If meningococcal disease is suspected, samples of blood or cerebrospinal fluid (fluid near the spinal cord) are collected. The spinal fluid is obtained by performing a spinal tap (lumbar puncture) where a needle is inserted into the lower back. Any bacteria found in the blood or spinal fluid is grown in a medical laboratory and identified. The polymerase chain reaction (PCR) test may be used to complement standard laboratory procedures for the diagnosis of meningococcal meningitis. It is a rapid and sensitive test for confirmation of the diagnosis; its sensitivity is not affected by prior antibiotic treatment. Punch biopsy or needle aspiration specimens of any of the small rash spots can also confirm the presence of Neisseria meningitidis.
How Is Meningococcal Disease Treated?
Meningococcal disease can be treated with a number of effective antibiotics. It is important that treatment be started as soon as possible. If meningococcal disease is suspected, antibiotics are given right away. Antibiotic treatment should reduce the risk of mortality, but sometimes the infection has caused too much damage to the body for antibiotics to prevent death or serious long-term problems. Even with antibiotic treatment, people die in about 10-15% of cases. About 11-19% of survivors will have long-term disabilities, such as loss of limb(s), deafness, nervous system problems, or brain damage.

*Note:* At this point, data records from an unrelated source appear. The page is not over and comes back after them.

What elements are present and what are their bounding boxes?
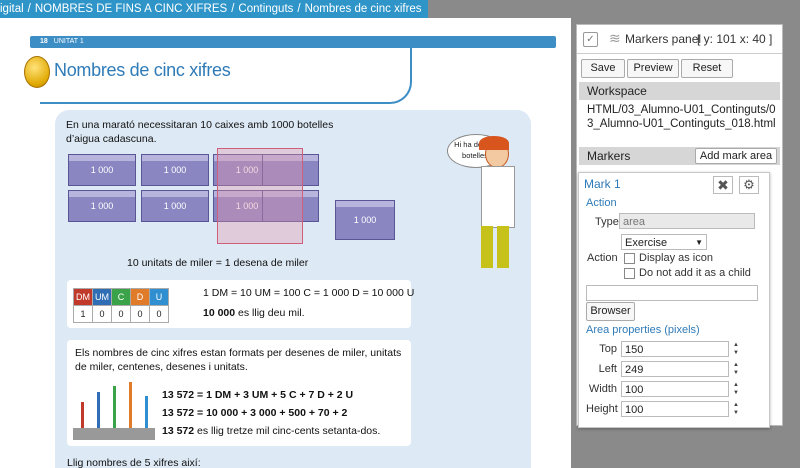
box: 1 000 (141, 190, 209, 222)
value-u: 0 (149, 305, 169, 323)
breadcrumb: igital / NOMBRES DE FINS A CINC XIFRES / Con… (0, 0, 428, 18)
type-field: area (619, 213, 755, 229)
browser-button[interactable]: Browser (586, 302, 635, 321)
unit-header-bar: 18 UNITAT 1 (30, 36, 556, 48)
type-label: Type (595, 216, 619, 228)
save-button[interactable]: Save (581, 59, 625, 78)
header-um: UM (92, 288, 112, 306)
panel-header: ✓ ≋ Markers panel [ y: 101 x: 40 ] (577, 25, 782, 54)
reading-text: es llig deu mil. (238, 307, 305, 319)
width-stepper[interactable]: ▲ ▼ (731, 381, 741, 397)
reset-button[interactable]: Reset (681, 59, 733, 78)
reading-text-2: es llig tretze mil cinc-cents setanta-do… (197, 425, 381, 437)
dropdown-arrow-icon: ▼ (695, 238, 703, 247)
lesson-content: En una marató necessitaran 10 caixes amb… (55, 110, 531, 468)
width-input[interactable]: 100 (621, 381, 729, 397)
value-dm: 1 (73, 305, 93, 323)
add-mark-area-button[interactable]: Add mark area (695, 148, 777, 164)
box: 1 000 (335, 200, 395, 240)
breadcrumb-separator: / (27, 3, 31, 15)
decomposition-equation: 13 572 = 10 000 + 3 000 + 500 + 70 + 2 (162, 407, 348, 419)
display-as-icon-label: Display as icon (639, 252, 713, 264)
mark-card: Mark 1 ✖ ⚙ Action Type area Exercise ▼ Ac… (578, 172, 770, 428)
page-number: 18 (40, 38, 48, 45)
panel-title: Markers panel (625, 32, 702, 46)
workspace-header: Workspace (579, 82, 780, 100)
height-input[interactable]: 100 (621, 401, 729, 417)
bullet-text: Els nombres de cinc xifres estan formats… (75, 347, 402, 373)
header-d: D (130, 288, 150, 306)
reading-example: 10 000 es llig deu mil. (203, 306, 305, 320)
page-title: Nombres de cinc xifres (54, 60, 231, 80)
height-label: Height (586, 403, 618, 415)
box-label: 1 000 (90, 201, 114, 211)
box-label: 1 000 (163, 201, 187, 211)
workspace-path: HTML/03_Alumno-U01_Continguts/03_Alumno-… (587, 104, 776, 130)
header-dm: DM (73, 288, 93, 306)
book-page[interactable]: 18 UNITAT 1 Nombres de cinc xifres En una… (0, 18, 571, 468)
left-label: Left (598, 363, 617, 375)
markers-header: Markers Add mark area (579, 147, 780, 165)
value-um: 0 (92, 305, 112, 323)
equivalence-text: 1 DM = 10 UM = 100 C = 1 000 D = 10 000 … (203, 287, 415, 299)
top-stepper[interactable]: ▲ ▼ (731, 341, 741, 357)
top-input[interactable]: 150 (621, 341, 729, 357)
box: 1 000 (68, 154, 136, 186)
caption-text: 10 unitats de miler = 1 desena de miler (127, 257, 309, 269)
gear-icon[interactable]: ⚙ (739, 176, 759, 194)
composition-equation: 13 572 = 1 DM + 3 UM + 5 C + 7 D + 2 U (162, 389, 354, 401)
intro-text: En una marató necessitaran 10 caixes amb… (66, 119, 334, 145)
box-label: 1 000 (90, 165, 114, 175)
mark-area-overlay[interactable] (217, 148, 303, 244)
header-c: C (111, 288, 131, 306)
width-label: Width (588, 383, 617, 395)
breadcrumb-item-contents[interactable]: Continguts (238, 3, 293, 15)
display-as-icon-checkbox[interactable] (624, 253, 635, 264)
no-child-label: Do not add it as a child (639, 267, 751, 279)
left-input[interactable]: 249 (621, 361, 729, 377)
box: 1 000 (68, 190, 136, 222)
breadcrumb-item-digital[interactable]: igital (0, 3, 24, 15)
checkbox-icon[interactable]: ✓ (583, 32, 598, 47)
action-label: Action (587, 252, 618, 264)
action-type-select[interactable]: Exercise ▼ (621, 234, 707, 250)
cursor-coordinates: [ y: 101 x: 40 ] (697, 32, 773, 46)
area-properties-label: Area properties (pixels) (586, 324, 700, 336)
reading-example-2: 13 572 es llig tretze mil cinc-cents set… (162, 424, 380, 438)
left-stepper[interactable]: ▲ ▼ (731, 361, 741, 377)
top-label: Top (599, 343, 617, 355)
preview-button[interactable]: Preview (627, 59, 679, 78)
coin-icon (24, 56, 50, 88)
value-d: 0 (130, 305, 150, 323)
place-value-table: DM UM C D U 1 0 0 0 0 (73, 288, 169, 323)
box-label: 1 000 (353, 215, 377, 225)
height-stepper[interactable]: ▲ ▼ (731, 401, 741, 417)
box: 1 000 (141, 154, 209, 186)
delete-icon[interactable]: ✖ (713, 176, 733, 194)
place-value-card: DM UM C D U 1 0 0 0 0 1 DM = 10 UM = 100… (67, 280, 415, 328)
box-label: 1 000 (163, 165, 187, 175)
breadcrumb-separator: / (231, 3, 235, 15)
action-section-label: Action (586, 197, 617, 209)
header-u: U (149, 288, 169, 306)
bottom-instruction: Llig nombres de 5 xifres així: (67, 457, 201, 468)
scientist-illustration (475, 136, 521, 270)
reading-number: 10 000 (203, 307, 236, 319)
breadcrumb-item-page[interactable]: Nombres de cinc xifres (305, 3, 422, 15)
markers-label: Markers (587, 149, 631, 163)
reading-number-2: 13 572 (162, 425, 195, 437)
no-child-checkbox[interactable] (624, 268, 635, 279)
action-type-value: Exercise (625, 237, 668, 249)
value-c: 0 (111, 305, 131, 323)
breadcrumb-separator: / (297, 3, 301, 15)
mark-name[interactable]: Mark 1 (584, 177, 621, 191)
abacus-illustration (73, 382, 155, 440)
resource-path-input[interactable] (586, 285, 758, 301)
breadcrumb-item-unit[interactable]: NOMBRES DE FINS A CINC XIFRES (35, 3, 227, 15)
layers-icon: ≋ (609, 30, 621, 46)
unit-label: UNITAT 1 (53, 38, 84, 45)
composition-card: Els nombres de cinc xifres estan formats… (67, 340, 411, 446)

Patients with presumed meningococcal infections are isolated in private rooms and treatment begun promptly to any patient suspected of having a meningococcal infection.
At presentation, meningitis due to N. meningitidis may be impossible to differentiate from other types of meningitis. Thus, empirical treatment with an antibiotic that penetrates into the central nervous system should be started as soon as possible.
Primary Preventive Measures
In 2013, the Australian Therapeutic Goods Administration added Bexsero,® a multi-component meningococcal B vaccine to the Australian Register of Therapeutic Goods for use in individuals from two months of age and older. Bexsero is the first and only broad coverage vaccine to help protect all age groups against meningococcal B disease, including infants who are at the greatest risk of infection.
For up-to-date information on vaccinations available contact the Australian Government Department of Health
Secondary Preventive Measures
Person-to-person transmission can be interrupted by chemoprophylaxis, which eradicates the asymptomatic nasopharyngeal carrier state. Close contacts of patients with meningococcal infections should receive chemoprophylaxis as soon as feasible, ideally within 24 hours of identification of the index case. Close contacts include household members, people with other close social contact, air travelers seated directly next to patients on flights of over 8 hours' duration, and healthcare providers having unprotected contact with the patients' respiratory secretions.